Thursday, November 04, 2004

Hey look! The sun came up! It wasn’t the End of the World!

Sheesh.

Some other quick points –

- I still suck at poker. Dropped two more SnGs last night. My focus and attentiveness at the table is pathetic, like Robin Williams after a triple espresso. Instead of playing my usual (and somewhat successful) rocklike and weak-tight game, I’m making grandiose pot-grabs (or pot-grab attempts) and pissing away large chunks of chips. I’m taking next Thursday off from work since the kids have it off for Veteran’s Day (or as the Canadians would say, Vetrans Day). I’m thinking about making TODD’S LAST STAND and putting all my online bankrolls on the line in one horrific trainwreck of a session. Either finish with $500 or $0. Get there early and share in the largesse.

- Exit polls are stupid. People who put faith in exit polls are stupider. Networks that air opinions of people who put faith in exit polls are even stupider. People who believe networks… well, you get the idea.

- Who the hell cares if gay people get married? Is it any business of the government (state OR federal) to legislate it? Hey, if two people (any people, except maybe Michael Jackson) want to get married, COOL. It’s better than the Susan Sarandons of the world shacking up forever and never formalizing the relationship. The religious right should concern themselves more with pedophile priests than gay marriage.

- Democrats, meet Gavin Newsom, the top recruiter for the Republicans this year.

- Social Security was going bankrupt long before Dubya took office, and it’ll keep going bankrupt after he’s gone. It was a BAD idea, a pyramid scheme that depended on level population growth. Blaming Dubya for SS problems is like blaming ESPN for kids playing poker.

- The NHLPA is a bunch of assholes. Salary caps work. Check out the NFL and the NBA. I will always side with the owners because they bear ALL of the financial risk. If they didn’t put up the money UP FRONT, there would be no league. No player has ever lost money on a contract. Any union that protects the interest of millionaire professional athletes is just a tool for extortion and discredits honest unions everywhere.


5 Comments:

At 10:54 AM, Blogger Donkeypuncher said...

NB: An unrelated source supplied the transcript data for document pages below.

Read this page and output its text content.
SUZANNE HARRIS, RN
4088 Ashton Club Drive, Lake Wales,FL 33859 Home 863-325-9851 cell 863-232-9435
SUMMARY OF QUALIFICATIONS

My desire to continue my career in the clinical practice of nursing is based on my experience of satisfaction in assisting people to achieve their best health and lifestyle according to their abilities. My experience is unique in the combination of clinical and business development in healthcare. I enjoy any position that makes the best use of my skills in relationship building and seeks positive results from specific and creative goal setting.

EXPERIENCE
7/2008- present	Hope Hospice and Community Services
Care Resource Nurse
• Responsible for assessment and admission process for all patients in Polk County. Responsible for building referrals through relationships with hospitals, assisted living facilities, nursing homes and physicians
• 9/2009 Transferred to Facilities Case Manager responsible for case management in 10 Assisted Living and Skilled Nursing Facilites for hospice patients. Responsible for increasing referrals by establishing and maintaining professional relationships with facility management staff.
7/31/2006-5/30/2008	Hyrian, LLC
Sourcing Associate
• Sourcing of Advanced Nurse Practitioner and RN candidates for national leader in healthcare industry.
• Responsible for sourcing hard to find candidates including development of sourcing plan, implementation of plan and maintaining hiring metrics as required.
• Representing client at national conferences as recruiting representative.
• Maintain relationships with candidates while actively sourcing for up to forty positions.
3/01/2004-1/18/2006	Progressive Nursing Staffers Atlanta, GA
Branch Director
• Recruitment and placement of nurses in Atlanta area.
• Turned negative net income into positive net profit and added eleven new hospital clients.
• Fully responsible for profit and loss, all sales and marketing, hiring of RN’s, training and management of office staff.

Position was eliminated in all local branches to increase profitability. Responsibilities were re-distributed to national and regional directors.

Amen to the NHLPA comment. I actually believe all unions should be abolished. Ther's no need for them at all. They protect people who shouldn't have jobs, and prevent people from moving up the ladder even if they deserve to. They also prevent workers from earning fair pay, by not allowing for salary negotiation. The workplace has changed since The Jungle. People don't need to be protected from unsafe workplaces. They need to be protected from the unions that take their money and ruin their careers.

How ludicrous is it to have a union for millionaires? I wonder what Sinclair would think.

 
At 11:11 AM, Blogger Donkeypuncher said...

BTW, my comments are based on discussions I've had with my parents, who are both union members (RN and machinist).

 
At 11:15 AM, Blogger ToddCommish said...

You have parents?!

 
At 11:39 AM, Blogger Donkeypuncher said...

Yes, and they said that they can't wait to take your money next week. My mom's a great PL Omaha player.

 
At 2:27 PM, Blogger StudioGlyphic said...

Three big problems with Social Security as I see it.

1) Only the first $75k-85k of income is taxed, so whatever you make over that doesn't get taxed. So while everyone under that line is paying 7.65% of their income, everyone above the line is paying a smaller percentage. I'd rather shift it up so that all income above the poverty line pays 7.65% into it. At the same time, I'd require that only employers pay the taxes, rather than both the employer and the employee. Together that's over 15%, which is a ridiculous amount when coupled with the regular income tax scale, and hits self-employed persons harder.

2) We need to raise the age at which people start collecting benefits again. Maybe base it on some formula that takes into account average retirement age as well as lifespan. People are living twenty years longer than they did back when they started the program, but the program hasn't changed as much to keep pace.

3) This is a touchy one, politically, but some form of means testing may be necessary.

What we all need to remember is that the basic point of Social Security was to keep retired Americans out of poverty. It's done a good job of doing that. But unless we adjust it now, we run the danger of not achieving this goal.